House Passes Law Making Lynching a Federal Hate Crime
After 120 years and nearly 200 failed efforts, the U.S. House of Representatives finally passed a bill Wednesday making lynching a federal hate crime.
The vote was 210 to 4. The Senate unanimously passed similar legislation last year. It now goes to President Donald Trump for his signature.
A number of House members took to the floor before the vote to point out how long overdue the law is, but saying it is never too late to do the right thing.
White mobs used lynching to terrorize African-Americans from the 1800s to well into the 20th century. In some towns, whites would treat lynchings as a family outing and social gathering. People young and old would sometimes pose next to the victim hanging from a tree.

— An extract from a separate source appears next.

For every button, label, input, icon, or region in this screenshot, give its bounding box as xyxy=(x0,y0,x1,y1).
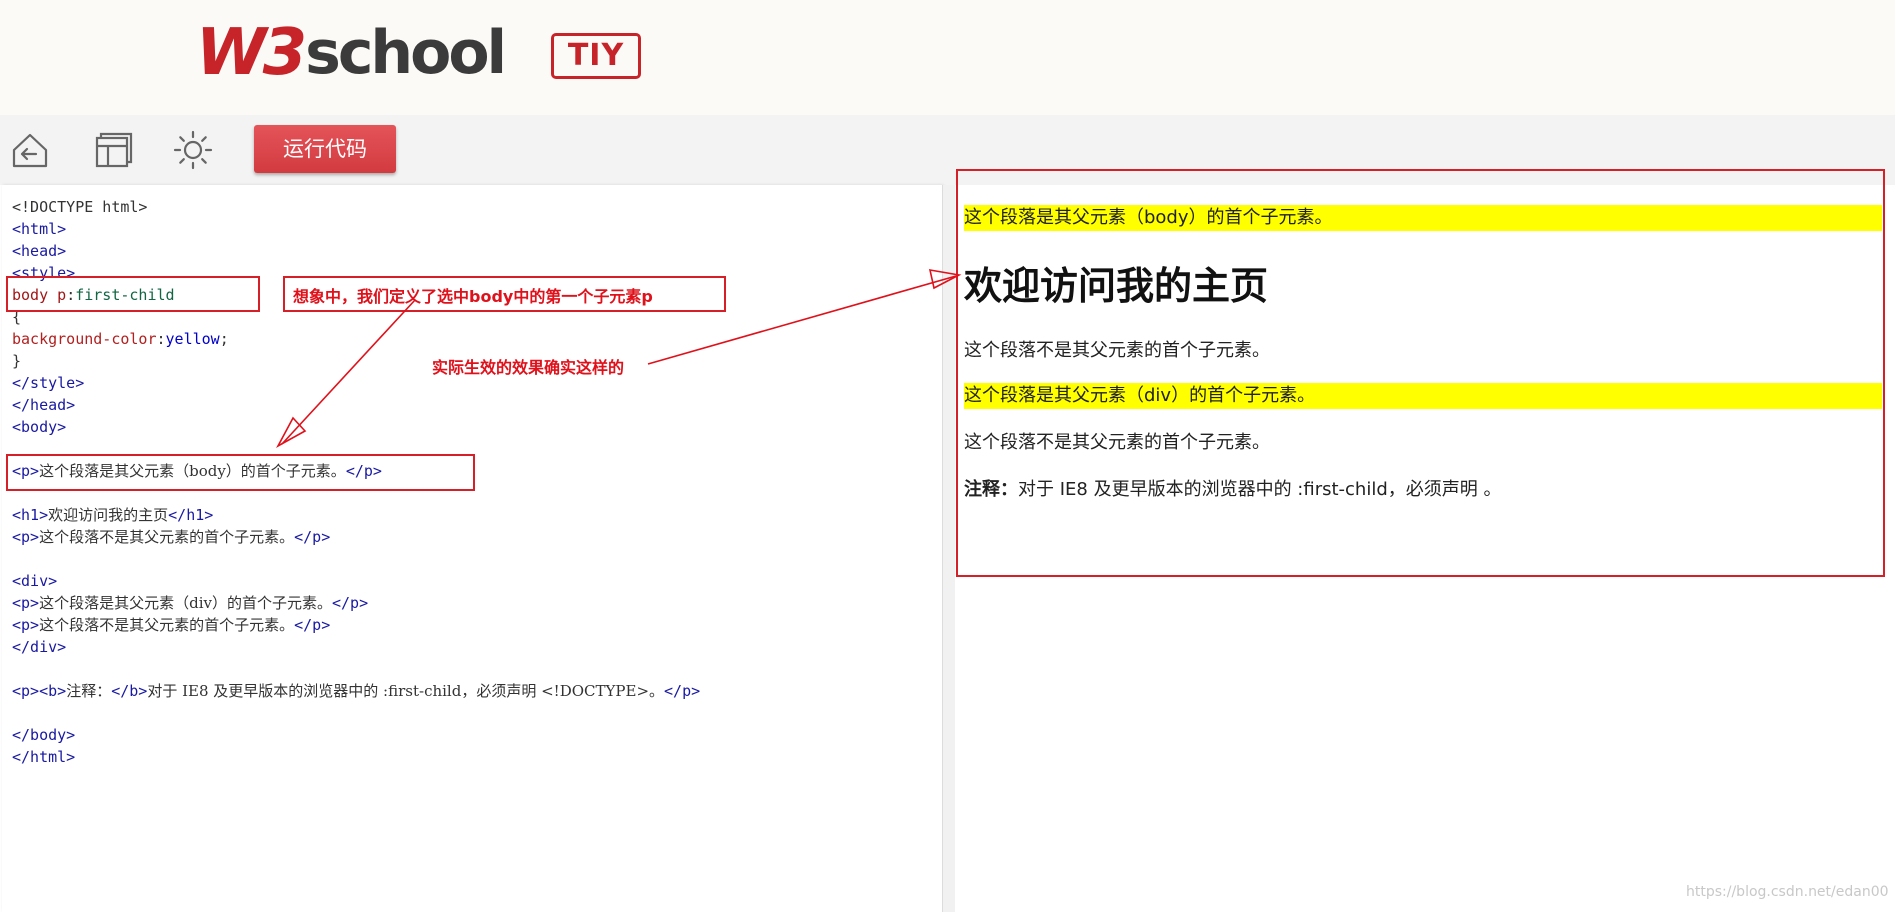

The anti-lynching law was named for Emmett Till, the 14-year-old African American from Chicago who was kidnapped, tortured and murdered in 1955 by two white men who accused him of whistling at a white woman in a Mississippi grocery store.
Till’s coffin was left open at his funeral because his mother said she wanted the world to see what racism looks like.
A number of black newspapers and magazines printed pictures of Till’s horribly distorted and mutilated corpse, sickening nearly everyone who saw it and adding fuel to the civil rights movement.
An all-white jury acquitted the two suspects of the murder. Both later confessed before they died.
The first anti-lynching bill was brought before Congress in 1901. Nearly 200 other bills that would make it a federal crime failed to pass.
Four lawmakers — three Republicans and one independent — voted against the bill Wednesday.
They include Texas Republican Louis Gohmert who said he believes such a crime should be prosecuted by the states, including Texas where Gohmert said, lynching someone would mean the death penalty.